Edit: I have set HYDRA_FULL_ERROR to 1, and this is the updated error traceback:
Error executing job with overrides: ['task=detect', 'mode=train', 'model=yolov8s.pt', 'data=/Users/aditya_nemiwal/Documents/C++/Python/WiDS_Week3_3/datasets/data.yaml', 'epochs=25', 'device=mps']
Traceback (most recent call last):
File "/opt/homebrew/bin/yolo", line 8, in <module>
sys.exit(cli())
File "/opt/homebrew/lib/python3.10/site-packages/hydra/main.py", line 90, in decorated_main
_run_hydra(
File "/opt/homebrew/lib/python3.10/site-packages/hydra/_internal/utils.py", line 394, in _run_hydra
_run_app(
File "/opt/homebrew/lib/python3.10/site-packages/hydra/_internal/utils.py", line 457, in _run_app
run_and_report(
File "/opt/homebrew/lib/python3.10/site-packages/hydra/_internal/utils.py", line 222, in run_and_report
raise ex
File "/opt/homebrew/lib/python3.10/site-packages/hydra/_internal/utils.py", line 219, in run_and_report
return func()
File "/opt/homebrew/lib/python3.10/site-packages/hydra/_internal/utils.py", line 458, in <lambda>
lambda: hydra.run(
File "/opt/homebrew/lib/python3.10/site-packages/hydra/_internal/hydra.py", line 132, in run
_ = ret.return_value
File "/opt/homebrew/lib/python3.10/site-packages/hydra/core/utils.py", line 260, in return_value
raise self._return_value
File "/opt/homebrew/lib/python3.10/site-packages/hydra/core/utils.py", line 186, in run_job
ret.return_value = task_function(task_cfg)
File "/opt/homebrew/lib/python3.10/site-packages/ultralytics/yolo/cli.py", line 56, in cli
func(cfg)
File "/opt/homebrew/lib/python3.10/site-packages/hydra/main.py", line 79, in decorated_main
return task_function(cfg_passthrough)
File "/opt/homebrew/lib/python3.10/site-packages/ultralytics/yolo/v8/detect/train.py", line 207, in train
model.train(**cfg)
File "/opt/homebrew/lib/python3.10/site-packages/ultralytics/yolo/engine/model.py", line 193, in train
self.trainer.train()
File "/opt/homebrew/lib/python3.10/site-packages/ultralytics/yolo/engine/trainer.py", line 185, in train
self._do_train(int(os.getenv("RANK", -1)), world_size)
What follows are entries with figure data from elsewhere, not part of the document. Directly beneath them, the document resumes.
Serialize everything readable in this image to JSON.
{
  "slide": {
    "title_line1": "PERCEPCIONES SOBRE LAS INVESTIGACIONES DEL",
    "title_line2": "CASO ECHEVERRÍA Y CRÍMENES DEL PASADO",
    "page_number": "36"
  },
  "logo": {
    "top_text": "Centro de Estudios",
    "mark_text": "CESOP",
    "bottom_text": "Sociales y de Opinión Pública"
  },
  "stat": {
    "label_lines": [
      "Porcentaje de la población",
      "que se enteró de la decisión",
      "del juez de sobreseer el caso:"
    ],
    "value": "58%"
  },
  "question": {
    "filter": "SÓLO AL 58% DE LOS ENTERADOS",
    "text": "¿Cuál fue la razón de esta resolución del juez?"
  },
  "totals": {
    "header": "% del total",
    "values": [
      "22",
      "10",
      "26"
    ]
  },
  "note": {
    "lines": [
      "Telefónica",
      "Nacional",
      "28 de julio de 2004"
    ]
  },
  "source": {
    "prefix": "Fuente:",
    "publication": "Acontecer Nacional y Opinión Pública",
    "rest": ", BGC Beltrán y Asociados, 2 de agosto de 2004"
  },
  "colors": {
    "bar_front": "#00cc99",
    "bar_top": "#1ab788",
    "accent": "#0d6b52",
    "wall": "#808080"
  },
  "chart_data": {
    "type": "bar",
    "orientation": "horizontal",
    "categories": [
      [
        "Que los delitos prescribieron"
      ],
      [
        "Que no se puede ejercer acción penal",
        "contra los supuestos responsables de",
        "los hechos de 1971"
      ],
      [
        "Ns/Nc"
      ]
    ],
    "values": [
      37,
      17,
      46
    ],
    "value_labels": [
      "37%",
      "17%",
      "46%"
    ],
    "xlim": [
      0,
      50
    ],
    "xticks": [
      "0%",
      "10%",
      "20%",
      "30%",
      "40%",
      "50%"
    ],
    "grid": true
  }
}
File "/opt/homebrew/lib/python3.10/site-packages/ultralytics/yolo/engine/trainer.py", line 301, in _do_train
self.loss, self.loss_items = self.criterion(preds, batch)
File "/opt/homebrew/lib/python3.10/site-packages/ultralytics/yolo/v8/detect/train.py", line 77, in criterion
return self.compute_loss(preds, batch)
File "/opt/homebrew/lib/python3.10/site-packages/ultralytics/yolo/v8/detect/train.py", line 168, in __call__
targets = self.preprocess(targets.to(self.device), batch_size, scale_tensor=imgsz[[1, 0, 1, 0]])
TypeError: Cannot convert a MPS Tensor to float64 dtype as the MPS framework doesn't support float64. Please use float32 instead.